Si cette histoire publiée en juin 1968 fait tellement sensation, c’est qu’elle rompt totalement avec la façon dont les récits ont été construits jusqu’alors dans le manga. Il ne s’agit plus de “divertir”, mais de créer un univers dans lequel le lecteur devra faire des efforts pour en tirer quelque chose. C’est ce qui explique pourquoi des puristes comme les représentants du magazine Com lancé l’année précédente par Tezuka Osamu affirment que “ce n’est pas du manga”.

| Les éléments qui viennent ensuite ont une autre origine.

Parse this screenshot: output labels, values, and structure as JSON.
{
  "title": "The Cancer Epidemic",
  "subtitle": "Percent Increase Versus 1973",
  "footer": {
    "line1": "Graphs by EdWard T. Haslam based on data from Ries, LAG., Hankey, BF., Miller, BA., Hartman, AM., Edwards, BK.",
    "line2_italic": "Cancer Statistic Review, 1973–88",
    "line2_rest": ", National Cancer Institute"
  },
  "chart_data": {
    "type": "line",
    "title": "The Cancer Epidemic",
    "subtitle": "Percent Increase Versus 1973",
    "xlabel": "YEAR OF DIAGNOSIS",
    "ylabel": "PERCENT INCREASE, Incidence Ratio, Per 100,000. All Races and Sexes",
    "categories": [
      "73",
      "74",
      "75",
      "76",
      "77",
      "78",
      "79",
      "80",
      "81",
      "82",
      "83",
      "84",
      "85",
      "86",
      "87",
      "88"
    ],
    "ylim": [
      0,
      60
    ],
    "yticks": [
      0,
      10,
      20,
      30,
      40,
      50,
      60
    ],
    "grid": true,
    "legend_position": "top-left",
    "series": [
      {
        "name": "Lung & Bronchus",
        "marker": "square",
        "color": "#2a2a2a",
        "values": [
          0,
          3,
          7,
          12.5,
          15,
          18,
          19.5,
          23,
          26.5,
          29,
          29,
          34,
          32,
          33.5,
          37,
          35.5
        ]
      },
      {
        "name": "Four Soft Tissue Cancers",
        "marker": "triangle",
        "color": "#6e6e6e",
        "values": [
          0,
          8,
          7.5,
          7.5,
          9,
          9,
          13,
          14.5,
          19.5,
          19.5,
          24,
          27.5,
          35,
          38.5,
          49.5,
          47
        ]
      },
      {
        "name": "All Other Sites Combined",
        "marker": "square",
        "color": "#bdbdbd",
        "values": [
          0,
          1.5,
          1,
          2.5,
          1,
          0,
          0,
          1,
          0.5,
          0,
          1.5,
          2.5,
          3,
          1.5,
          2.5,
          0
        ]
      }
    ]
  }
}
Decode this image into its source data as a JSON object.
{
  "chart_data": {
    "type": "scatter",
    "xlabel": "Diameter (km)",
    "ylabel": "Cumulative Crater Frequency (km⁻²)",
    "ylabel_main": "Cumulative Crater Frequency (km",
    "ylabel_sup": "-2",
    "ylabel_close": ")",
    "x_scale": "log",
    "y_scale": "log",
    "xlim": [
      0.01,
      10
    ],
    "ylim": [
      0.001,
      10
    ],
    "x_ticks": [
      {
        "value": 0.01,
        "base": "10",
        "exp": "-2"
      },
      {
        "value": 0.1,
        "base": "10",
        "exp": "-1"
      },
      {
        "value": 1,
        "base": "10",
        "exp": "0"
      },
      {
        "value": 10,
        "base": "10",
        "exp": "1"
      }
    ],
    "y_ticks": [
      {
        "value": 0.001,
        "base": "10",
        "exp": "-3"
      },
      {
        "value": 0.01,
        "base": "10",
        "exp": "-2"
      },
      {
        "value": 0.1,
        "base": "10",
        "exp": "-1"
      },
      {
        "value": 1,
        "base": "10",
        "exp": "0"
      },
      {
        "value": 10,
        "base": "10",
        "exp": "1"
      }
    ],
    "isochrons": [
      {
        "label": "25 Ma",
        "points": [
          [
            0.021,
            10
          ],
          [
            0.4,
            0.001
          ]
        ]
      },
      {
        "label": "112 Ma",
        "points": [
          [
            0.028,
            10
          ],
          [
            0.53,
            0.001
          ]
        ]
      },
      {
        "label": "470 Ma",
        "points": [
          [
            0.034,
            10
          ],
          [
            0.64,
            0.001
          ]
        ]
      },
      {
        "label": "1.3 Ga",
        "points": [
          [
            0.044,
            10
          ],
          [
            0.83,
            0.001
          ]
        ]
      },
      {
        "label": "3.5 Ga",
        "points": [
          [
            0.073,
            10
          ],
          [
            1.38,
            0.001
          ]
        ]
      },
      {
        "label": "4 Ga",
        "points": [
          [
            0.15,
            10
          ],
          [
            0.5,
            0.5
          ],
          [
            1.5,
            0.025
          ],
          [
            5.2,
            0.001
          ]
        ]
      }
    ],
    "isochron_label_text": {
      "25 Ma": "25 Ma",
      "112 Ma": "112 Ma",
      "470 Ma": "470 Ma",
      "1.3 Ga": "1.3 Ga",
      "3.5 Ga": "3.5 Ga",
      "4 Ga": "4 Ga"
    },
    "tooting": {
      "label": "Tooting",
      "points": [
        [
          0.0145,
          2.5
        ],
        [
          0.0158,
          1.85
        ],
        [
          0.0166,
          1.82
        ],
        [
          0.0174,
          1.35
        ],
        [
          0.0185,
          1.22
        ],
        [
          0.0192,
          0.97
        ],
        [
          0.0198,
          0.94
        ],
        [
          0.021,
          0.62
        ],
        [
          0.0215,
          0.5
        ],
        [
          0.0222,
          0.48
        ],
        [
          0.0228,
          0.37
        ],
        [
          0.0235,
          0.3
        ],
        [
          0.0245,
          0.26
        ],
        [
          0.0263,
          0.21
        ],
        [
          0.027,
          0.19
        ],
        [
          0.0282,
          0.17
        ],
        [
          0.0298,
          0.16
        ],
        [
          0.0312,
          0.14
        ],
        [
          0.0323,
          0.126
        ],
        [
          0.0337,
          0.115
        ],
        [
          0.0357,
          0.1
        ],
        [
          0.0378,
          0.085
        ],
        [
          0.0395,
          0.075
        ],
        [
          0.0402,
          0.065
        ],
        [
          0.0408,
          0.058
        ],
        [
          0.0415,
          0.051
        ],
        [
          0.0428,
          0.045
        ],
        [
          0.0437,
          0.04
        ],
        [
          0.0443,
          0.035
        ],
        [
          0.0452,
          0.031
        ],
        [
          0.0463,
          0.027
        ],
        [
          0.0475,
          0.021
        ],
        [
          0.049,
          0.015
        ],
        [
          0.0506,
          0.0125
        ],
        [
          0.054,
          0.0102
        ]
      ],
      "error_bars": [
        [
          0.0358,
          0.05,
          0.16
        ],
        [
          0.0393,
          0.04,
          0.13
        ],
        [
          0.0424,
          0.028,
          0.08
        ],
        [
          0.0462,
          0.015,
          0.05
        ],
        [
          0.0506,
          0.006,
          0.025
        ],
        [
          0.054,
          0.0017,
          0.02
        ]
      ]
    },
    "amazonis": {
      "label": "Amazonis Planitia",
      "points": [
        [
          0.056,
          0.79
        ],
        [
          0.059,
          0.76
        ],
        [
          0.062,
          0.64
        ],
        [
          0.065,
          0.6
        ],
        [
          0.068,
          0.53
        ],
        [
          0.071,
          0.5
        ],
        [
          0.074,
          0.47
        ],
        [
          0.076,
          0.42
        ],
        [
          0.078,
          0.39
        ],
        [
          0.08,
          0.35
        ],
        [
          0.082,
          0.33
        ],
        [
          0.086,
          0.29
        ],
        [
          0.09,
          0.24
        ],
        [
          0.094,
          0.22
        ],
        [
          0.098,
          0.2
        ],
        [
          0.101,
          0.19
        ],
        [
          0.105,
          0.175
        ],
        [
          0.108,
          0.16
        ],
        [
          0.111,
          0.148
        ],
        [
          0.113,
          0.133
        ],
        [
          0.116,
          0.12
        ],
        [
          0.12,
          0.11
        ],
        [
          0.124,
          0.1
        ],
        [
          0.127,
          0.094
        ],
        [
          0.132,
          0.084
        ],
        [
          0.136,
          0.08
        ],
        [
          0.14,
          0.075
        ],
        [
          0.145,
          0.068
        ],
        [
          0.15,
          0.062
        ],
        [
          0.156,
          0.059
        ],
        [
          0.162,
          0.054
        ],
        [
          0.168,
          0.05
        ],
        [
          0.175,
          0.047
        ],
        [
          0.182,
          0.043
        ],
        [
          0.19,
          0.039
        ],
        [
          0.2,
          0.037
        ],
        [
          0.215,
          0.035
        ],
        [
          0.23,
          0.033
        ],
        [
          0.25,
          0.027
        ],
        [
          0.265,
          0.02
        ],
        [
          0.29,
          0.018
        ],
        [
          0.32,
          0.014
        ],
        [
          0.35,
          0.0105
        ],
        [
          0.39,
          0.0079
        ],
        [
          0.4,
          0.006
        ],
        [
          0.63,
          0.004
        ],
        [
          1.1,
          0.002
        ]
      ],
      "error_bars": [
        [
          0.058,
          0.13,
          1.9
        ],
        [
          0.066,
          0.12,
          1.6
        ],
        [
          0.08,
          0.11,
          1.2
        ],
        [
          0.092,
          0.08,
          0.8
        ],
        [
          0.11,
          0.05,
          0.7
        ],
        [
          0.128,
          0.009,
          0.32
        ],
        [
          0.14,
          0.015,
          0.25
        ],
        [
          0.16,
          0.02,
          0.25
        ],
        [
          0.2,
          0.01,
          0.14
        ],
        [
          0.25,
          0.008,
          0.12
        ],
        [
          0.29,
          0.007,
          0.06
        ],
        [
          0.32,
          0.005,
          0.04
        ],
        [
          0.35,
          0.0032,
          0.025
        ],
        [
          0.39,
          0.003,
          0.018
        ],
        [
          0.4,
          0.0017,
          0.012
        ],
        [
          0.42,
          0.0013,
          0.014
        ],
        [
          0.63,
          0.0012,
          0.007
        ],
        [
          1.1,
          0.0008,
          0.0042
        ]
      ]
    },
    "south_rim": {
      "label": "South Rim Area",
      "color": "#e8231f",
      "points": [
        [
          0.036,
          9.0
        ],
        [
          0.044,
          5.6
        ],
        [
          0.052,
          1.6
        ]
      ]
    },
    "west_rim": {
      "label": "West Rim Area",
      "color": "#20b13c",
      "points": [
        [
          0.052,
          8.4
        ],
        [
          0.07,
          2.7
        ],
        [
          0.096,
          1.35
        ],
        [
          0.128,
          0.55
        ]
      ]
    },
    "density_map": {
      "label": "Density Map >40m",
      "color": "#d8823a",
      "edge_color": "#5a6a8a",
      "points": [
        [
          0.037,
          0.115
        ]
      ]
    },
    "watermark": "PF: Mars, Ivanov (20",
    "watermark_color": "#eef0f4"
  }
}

Il n’empêche que Nejishiki ouvre la voie à une nouvelle génération d’auteurs prompts à exprimer les peurs et les angoisses de leur temps. Parmi eux, Akasegawa Genpei qui rendra hommage à Tsuge et Nejishiki dans Garo en juillet 1973. Il commence son histoire par se moquer d’abord de Com disparu au début de l’année en affirmant que “ce n’est pas du manga” et enchaîne sur une succession de scènes inspirées par Nejishiki. Cinquante ans après sa première parution, ce dernier reste une référence. O. N.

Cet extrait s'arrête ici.